「中世荘園の様相」(網野善彦)

 小浜市の東にある太良荘という小さな荘園の成り立ちから戦国時代までを、史料を駆使して鮮やかに描きだしています。いや、ホント、面白い。網野先生と言えば、庶民の側から見た歴史を研究していた有名な方ですが、この本はその原点と言えるものです。

 網野先生は、戦後、マルクス史観に囚われて卒論などを書いたようですが、この本を執筆している時には、既にマルクス史観から卒業していました。そもそも○○史観というのは、「観」の字がある様に、あくまで主観的なものです。歴史学は「事実」のみを基礎とした学問ですので、○○史観なんぞは無意味なものでしかありません。司馬史観もそうですね。

 さて、太良荘は東寺(教王護国寺)の荘園として発展してきました。しかし、鎌倉以降(というより承久の乱以降)は武家方の地頭が配され、荘園支配が複雑になってきました。

 ちなみに、歴史の教科書的には、鎌倉以降、守護・地頭(武家方)が領家(公家や寺社)の荘園に入り込み支配を蚕食してきた。そこでは、百姓は重い税に塗炭の苦しみを味わっていました。といったマルクス史観的な階級闘争の歴史がある様に習いました。

 しかし、この本を読むと、そういった史観が全く当てはまらないことがわかります。確かに地頭は隙あらば領家方の農地を奪おうとしますが、領家方の方も黙っていたわけではなく、時の権力の裁判組織に対して、何度も訴えを起こしています。さらに、百姓もただ黙って殴られていません。時には年貢を減免しろとある事ない事書いて陳情します。挙句に減免しないと逃散するぞと脅したり。そして、やたら高圧的な代官を罷免させたりしました。ああ、痛快。

 特に南北朝期は酷いもので、無政府状態になったりします。建武の新政がダメダメなのがここでもわかります。

 室町期に入ると守護大名一色氏が入府し、さらに没落した一色氏に変わり武田氏(若狭武田氏)が支配します。
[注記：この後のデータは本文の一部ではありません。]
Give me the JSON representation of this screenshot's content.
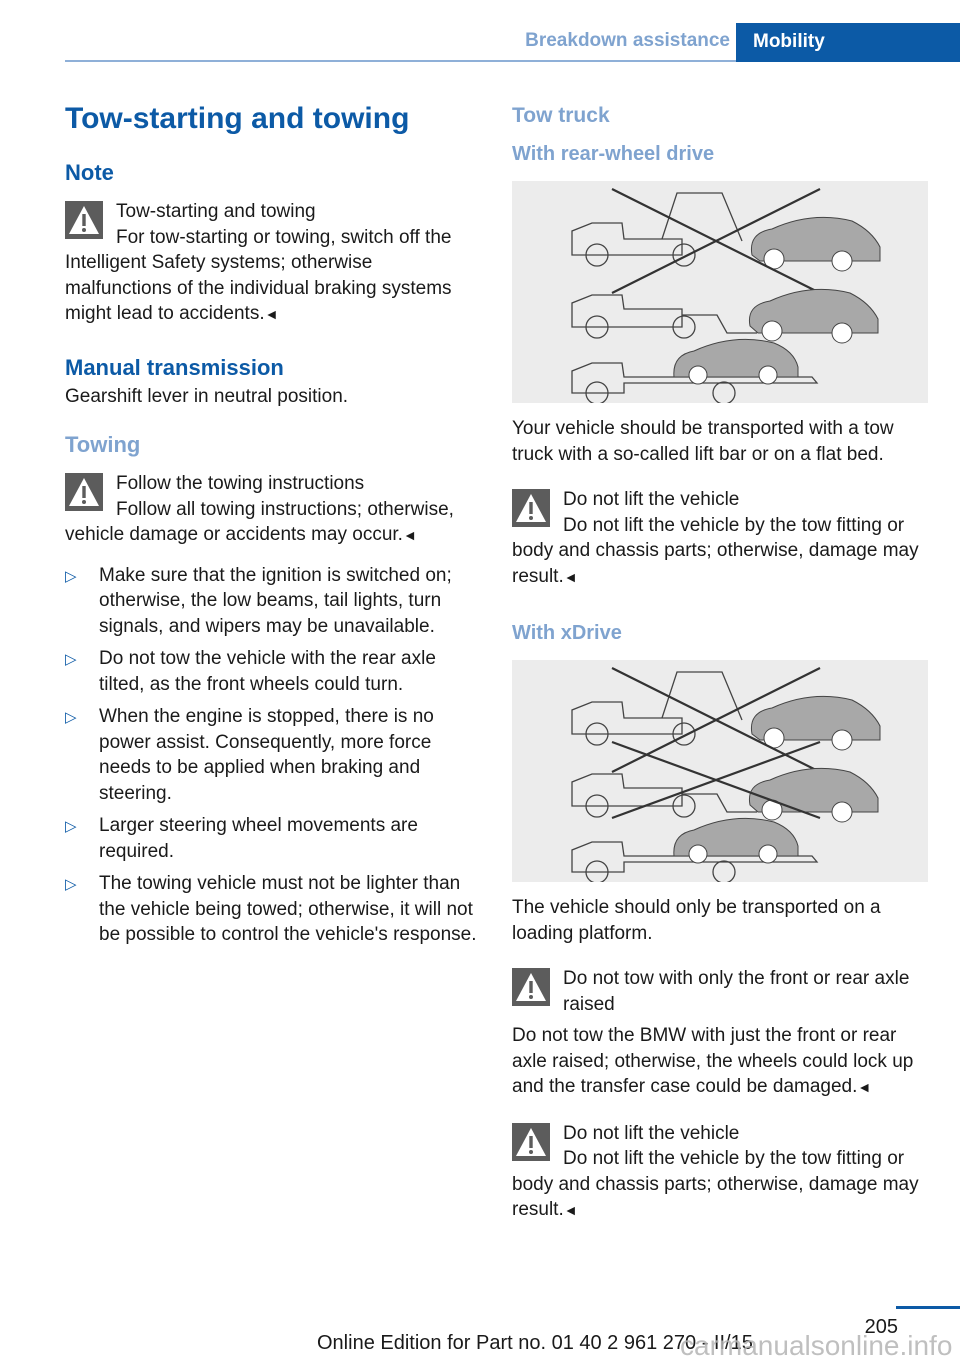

その頃になると、網野先生が考える荘園を支配する原理「所織」が廃れてくるという。「所織」とは、いわば部長とか課長とか言うような役職です。で、役職手当が付くため、力あるものはこぞってそれを安堵してもらおうと時の権力(守護とか東寺とか)におもねるのです。これが中世にわたって荘園を支配した原理だといいます。

 この本が書かれたのは60年も昔なので、いくつかは比定されている見解もあるようです。が、資料を基にした名も無き人々の生き様が生き生きと描かれていて、一気に読めました。